In contrast, carbon dioxide has a GWP of one, and ammonia causes no global warming at all. Some natural hydrocarbon refrigerants have a maximum GWP of three.
Natural (refrigerants) are better in every way and yet, synthetics continue to dominate the industry.
Tim Edwards, president, Australian Refrigeration Association
If Australia shifts to using natural refrigerants and invests in other energy efficiency improvements, it can cut its HVACR-related energy costs by 60 per cent, said Edwards. This will help the country save A$8 billion annually.
The industry will also be able to cut its greenhouse gas emissions by half, which in turn will drive a 7 per cent reduction in national greenhouse gas emissions, he added.
However, these changes will require investments in new equipment or system retrofits to accommodate the new natural refrigerants. But as a Greenpeace report suggested, the pay-back period on these investments is low due to significant energy savings, and maintenance costs are also lower.
Greenpeace also noted that “many natural refrigerants are inexpensive, some less expensive than HFCs”. According to an Air Conditioning, Heating and Refrigeration industry publication for example, notes that carbon dioxide - a byproduct of many industries - can be purchased as a refrigerant for about US$1 per pound (450 grammes).
Companies and the government will also have to train engineers and technicians to manage natural refrigerants safely, noted Edwards.
While the Montreal Protocol amendment on reducing HFCs is still pending, some governments have independently committed to phasing out the use of these synthetic refrigerants, noted Edwards. The European Union, for example, is cutting the availability of HFCs by 79 per cent between 2015 and 2030.
The countries which make up the G20 bloc of countries - including Australia - have also issued a statement agreeing to work together to phase down HFCs under the Montreal protocol.
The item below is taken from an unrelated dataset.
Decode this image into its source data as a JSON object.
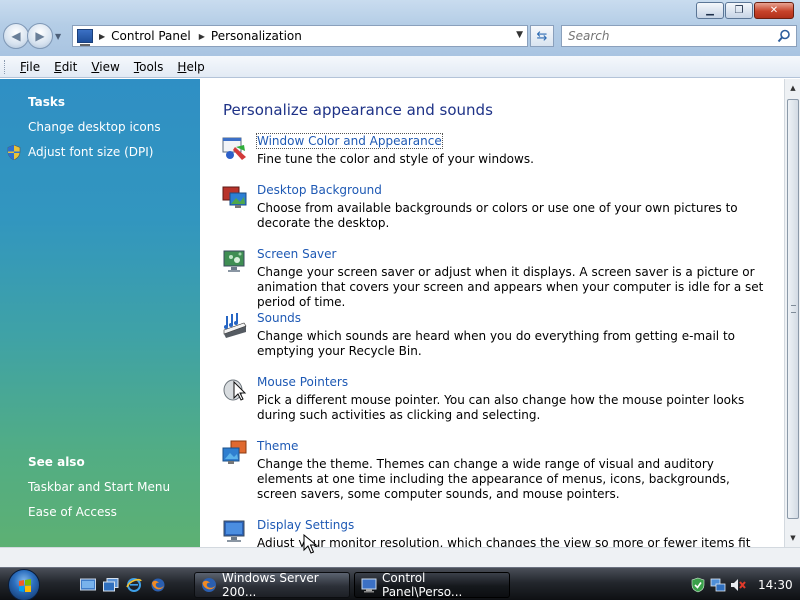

But Edwards said that Australia has been slow to translate this verbal commitment to action.
Other countries in Asia Pacific, like Singapore, have also not made much progress on shifting their HVACR sector away from HFCs, he added.
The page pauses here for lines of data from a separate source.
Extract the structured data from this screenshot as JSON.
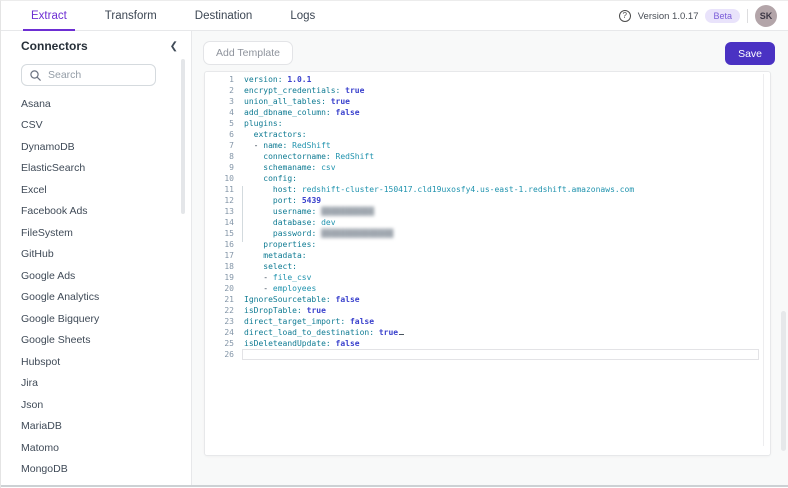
{
  "colors": {
    "accent_purple": "#6d2ed3",
    "save_button": "#4a32c3",
    "beta_badge_bg": "#e9e3fb",
    "beta_badge_text": "#7a5cd8",
    "avatar_bg": "#b3a5a9",
    "syntax_key": "#0f7b93",
    "syntax_string": "#2093ae",
    "syntax_literal": "#3a41cd"
  },
  "header": {
    "tabs": [
      {
        "label": "Extract",
        "active": true
      },
      {
        "label": "Transform",
        "active": false
      },
      {
        "label": "Destination",
        "active": false
      },
      {
        "label": "Logs",
        "active": false
      }
    ],
    "help_icon": "?",
    "version": "Version 1.0.17",
    "beta_badge": "Beta",
    "avatar_initials": "SK"
  },
  "sidebar": {
    "title": "Connectors",
    "collapse_icon": "❮",
    "search_placeholder": "Search",
    "items": [
      "Asana",
      "CSV",
      "DynamoDB",
      "ElasticSearch",
      "Excel",
      "Facebook Ads",
      "FileSystem",
      "GitHub",
      "Google Ads",
      "Google Analytics",
      "Google Bigquery",
      "Google Sheets",
      "Hubspot",
      "Jira",
      "Json",
      "MariaDB",
      "Matomo",
      "MongoDB"
    ]
  },
  "toolbar": {
    "add_template_label": "Add Template",
    "save_label": "Save"
  },
  "editor": {
    "language": "yaml",
    "lines": [
      {
        "num": 1,
        "segments": [
          {
            "text": "version: ",
            "style": "key"
          },
          {
            "text": "1.0.1",
            "style": "num"
          }
        ]
      },
      {
        "num": 2,
        "segments": [
          {
            "text": "encrypt_credentials: ",
            "style": "key"
          },
          {
            "text": "true",
            "style": "bool"
          }
        ]
      },
      {
        "num": 3,
        "segments": [
          {
            "text": "union_all_tables: ",
            "style": "key"
          },
          {
            "text": "true",
            "style": "bool"
          }
        ]
      },
      {
        "num": 4,
        "segments": [
          {
            "text": "add_dbname_column: ",
            "style": "key"
          },
          {
            "text": "false",
            "style": "bool"
          }
        ]
      },
      {
        "num": 5,
        "segments": [
          {
            "text": "plugins:",
            "style": "key"
          }
        ]
      },
      {
        "num": 6,
        "segments": [
          {
            "text": "  ",
            "style": "plain"
          },
          {
            "text": "extractors:",
            "style": "key"
          }
        ]
      },
      {
        "num": 7,
        "segments": [
          {
            "text": "  - ",
            "style": "plain"
          },
          {
            "text": "name: ",
            "style": "key"
          },
          {
            "text": "RedShift",
            "style": "str"
          }
        ]
      },
      {
        "num": 8,
        "segments": [
          {
            "text": "    ",
            "style": "plain"
          },
          {
            "text": "connectorname: ",
            "style": "key"
          },
          {
            "text": "RedShift",
            "style": "str"
          }
        ]
      },
      {
        "num": 9,
        "segments": [
          {
            "text": "    ",
            "style": "plain"
          },
          {
            "text": "schemaname: ",
            "style": "key"
          },
          {
            "text": "csv",
            "style": "str"
          }
        ]
      },
      {
        "num": 10,
        "segments": [
          {
            "text": "    ",
            "style": "plain"
          },
          {
            "text": "config:",
            "style": "key"
          }
        ]
      },
      {
        "num": 11,
        "segments": [
          {
            "text": "      ",
            "style": "plain"
          },
          {
            "text": "host: ",
            "style": "key"
          },
          {
            "text": "redshift-cluster-150417.cld19uxosfy4.us-east-1.redshift.amazonaws.com",
            "style": "str"
          }
        ]
      },
      {
        "num": 12,
        "segments": [
          {
            "text": "      ",
            "style": "plain"
          },
          {
            "text": "port: ",
            "style": "key"
          },
          {
            "text": "5439",
            "style": "num"
          }
        ]
      },
      {
        "num": 13,
        "segments": [
          {
            "text": "      ",
            "style": "plain"
          },
          {
            "text": "username: ",
            "style": "key"
          },
          {
            "text": "███████████",
            "style": "redacted"
          }
        ]
      },
      {
        "num": 14,
        "segments": [
          {
            "text": "      ",
            "style": "plain"
          },
          {
            "text": "database: ",
            "style": "key"
          },
          {
            "text": "dev",
            "style": "str"
          }
        ]
      },
      {
        "num": 15,
        "segments": [
          {
            "text": "      ",
            "style": "plain"
          },
          {
            "text": "password: ",
            "style": "key"
          },
          {
            "text": "███████████████",
            "style": "redacted"
          }
        ]
      },
      {
        "num": 16,
        "segments": [
          {
            "text": "    ",
            "style": "plain"
          },
          {
            "text": "properties:",
            "style": "key"
          }
        ]
      },
      {
        "num": 17,
        "segments": [
          {
            "text": "    ",
            "style": "plain"
          },
          {
            "text": "metadata:",
            "style": "key"
          }
        ]
      },
      {
        "num": 18,
        "segments": [
          {
            "text": "    ",
            "style": "plain"
          },
          {
            "text": "select:",
            "style": "key"
          }
        ]
      },
      {
        "num": 19,
        "segments": [
          {
            "text": "    - ",
            "style": "plain"
          },
          {
            "text": "file_csv",
            "style": "str"
          }
        ]
      },
      {
        "num": 20,
        "segments": [
          {
            "text": "    - ",
            "style": "plain"
          },
          {
            "text": "employees",
            "style": "str"
          }
        ]
      },
      {
        "num": 21,
        "segments": [
          {
            "text": "IgnoreSourcetable: ",
            "style": "key"
          },
          {
            "text": "false",
            "style": "bool"
          }
        ]
      },
      {
        "num": 22,
        "segments": [
          {
            "text": "isDropTable: ",
            "style": "key"
          },
          {
            "text": "true",
            "style": "bool"
          }
        ]
      },
      {
        "num": 23,
        "segments": [
          {
            "text": "direct_target_import: ",
            "style": "key"
          },
          {
            "text": "false",
            "style": "bool"
          }
        ]
      },
      {
        "num": 24,
        "segments": [
          {
            "text": "direct_load_to_destination: ",
            "style": "key"
          },
          {
            "text": "true",
            "style": "bool"
          }
        ],
        "cursor": true
      },
      {
        "num": 25,
        "segments": [
          {
            "text": "isDeleteandUpdate: ",
            "style": "key"
          },
          {
            "text": "false",
            "style": "bool"
          }
        ]
      },
      {
        "num": 26,
        "segments": [],
        "active": true
      }
    ]
  }
}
But Ignacio Gavilan, sustainability director of industry group Consumer Goods Forum, said that the private sector is already taking the lead on this.
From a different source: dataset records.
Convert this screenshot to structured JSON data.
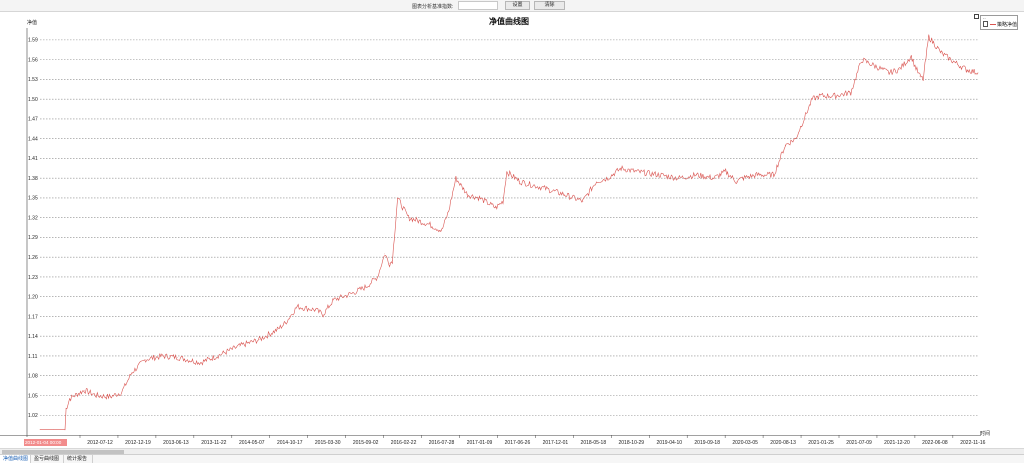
{
  "toolbar": {
    "label": "图表分析基准指数:",
    "input_value": "",
    "set_label": "设置",
    "clear_label": "清除"
  },
  "tabs": [
    {
      "label": "净值曲线图",
      "active": true
    },
    {
      "label": "盈亏曲线图",
      "active": false
    },
    {
      "label": "统计报告",
      "active": false
    }
  ],
  "colors": {
    "series": "#d9534f",
    "grid": "#8c8c8c",
    "highlight": "#f28c8c"
  },
  "chart_data": {
    "type": "line",
    "title": "净值曲线图",
    "ylabel": "净值",
    "xlabel": "时间",
    "ylim": [
      0.99,
      1.605
    ],
    "yticks": [
      1.02,
      1.05,
      1.08,
      1.11,
      1.14,
      1.17,
      1.2,
      1.23,
      1.26,
      1.29,
      1.32,
      1.35,
      1.38,
      1.41,
      1.44,
      1.47,
      1.5,
      1.53,
      1.56,
      1.59
    ],
    "ytick_labels": [
      "1.02",
      "1.05",
      "1.08",
      "1.11",
      "1.14",
      "1.17",
      "1.20",
      "1.23",
      "1.26",
      "1.29",
      "1.32",
      "1.35",
      "1.38",
      "1.41",
      "1.44",
      "1.47",
      "1.50",
      "1.53",
      "1.56",
      "1.59"
    ],
    "x_ticks": [
      "2012-07-12",
      "2012-12-19",
      "2013-06-13",
      "2013-11-22",
      "2014-05-07",
      "2014-10-17",
      "2015-03-30",
      "2015-09-02",
      "2016-02-22",
      "2016-07-28",
      "2017-01-09",
      "2017-06-26",
      "2017-12-01",
      "2018-05-18",
      "2018-10-29",
      "2019-04-10",
      "2019-09-18",
      "2020-03-05",
      "2020-08-13",
      "2021-01-25",
      "2021-07-09",
      "2021-12-20",
      "2022-06-08",
      "2022-11-16"
    ],
    "x_start_label": "2012-01-04 00:00",
    "grid": true,
    "legend_position": "top-right",
    "series": [
      {
        "name": "策略净值",
        "x": [
          "2012-01-04",
          "2012-03-01",
          "2012-04-20",
          "2012-04-25",
          "2012-05-10",
          "2012-06-01",
          "2012-07-12",
          "2012-09-01",
          "2012-11-01",
          "2012-12-19",
          "2013-02-01",
          "2013-04-01",
          "2013-06-13",
          "2013-08-15",
          "2013-11-22",
          "2014-02-01",
          "2014-05-07",
          "2014-08-01",
          "2014-10-17",
          "2014-11-20",
          "2015-01-10",
          "2015-03-30",
          "2015-05-01",
          "2015-06-15",
          "2015-09-02",
          "2015-11-01",
          "2015-12-20",
          "2016-01-20",
          "2016-02-10",
          "2016-02-22",
          "2016-03-15",
          "2016-05-01",
          "2016-07-28",
          "2016-09-20",
          "2016-10-20",
          "2016-11-20",
          "2017-01-09",
          "2017-03-01",
          "2017-05-10",
          "2017-06-10",
          "2017-06-26",
          "2017-08-20",
          "2017-12-01",
          "2018-03-01",
          "2018-05-18",
          "2018-07-15",
          "2018-09-01",
          "2018-10-29",
          "2019-01-01",
          "2019-04-10",
          "2019-07-01",
          "2019-09-18",
          "2019-12-01",
          "2020-01-20",
          "2020-03-05",
          "2020-04-01",
          "2020-06-01",
          "2020-08-13",
          "2020-10-01",
          "2020-11-15",
          "2021-01-25",
          "2021-03-01",
          "2021-05-01",
          "2021-07-09",
          "2021-08-25",
          "2021-12-20",
          "2022-02-01",
          "2022-03-25",
          "2022-04-10",
          "2022-05-01",
          "2022-05-15",
          "2022-06-08",
          "2022-08-01",
          "2022-10-01",
          "2022-11-16",
          "2023-01-05"
        ],
        "y": [
          0.998,
          0.998,
          0.998,
          1.03,
          1.045,
          1.05,
          1.058,
          1.05,
          1.048,
          1.055,
          1.085,
          1.105,
          1.11,
          1.108,
          1.1,
          1.11,
          1.125,
          1.135,
          1.15,
          1.16,
          1.185,
          1.18,
          1.173,
          1.195,
          1.205,
          1.215,
          1.23,
          1.265,
          1.25,
          1.255,
          1.35,
          1.32,
          1.31,
          1.3,
          1.33,
          1.38,
          1.355,
          1.35,
          1.335,
          1.345,
          1.39,
          1.375,
          1.365,
          1.355,
          1.345,
          1.375,
          1.38,
          1.395,
          1.39,
          1.385,
          1.38,
          1.385,
          1.38,
          1.39,
          1.375,
          1.38,
          1.385,
          1.385,
          1.43,
          1.44,
          1.5,
          1.505,
          1.505,
          1.51,
          1.56,
          1.54,
          1.545,
          1.565,
          1.55,
          1.535,
          1.53,
          1.595,
          1.57,
          1.555,
          1.545,
          1.54
        ]
      }
    ]
  }
}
Reducing HFC use among companies in its network is a key priority for the association, and many Forum members have implemented projects which prove that it is possible and profitable to switch to natural refrigeration, he added.
Anglo-Dutch consumer goods giant Unilever, for example, has been replacing its HFC-based point-of-sale ice cream freezer cabinets across the world with ones that use hydrocarbon refrigerants since 2004.
Hydrocarbon-refrigerant freezers are 10 per cent more energy efficient than older models. The company estimates that the energy efficiency of freezers bought in 2013 avoided about 40,000 tonnes of carbon dioxide emissions compared to machines bought in 2008.
Another case study by Coca-Cola shows that it has invested more than US$100 million over the past decade in more sustainable coolers, and has more than 1.7 million units of HCF-free equipment worldwide. This will prevent the emission of about 9 million metric tonnes of carbon dioxide over 10 years, according the company/
More companies should start piloting natural refrigerant solutions, measuring the energy and emissions savings that result from this, and share best practices with others in the industry, Gavilan urged.
“For retailers and manufacturers, there is no real excuse not to adopt HFC-free technologies,” said Gavilan. “We have the most cost-effective climate mitigation strategy, and it is available today”.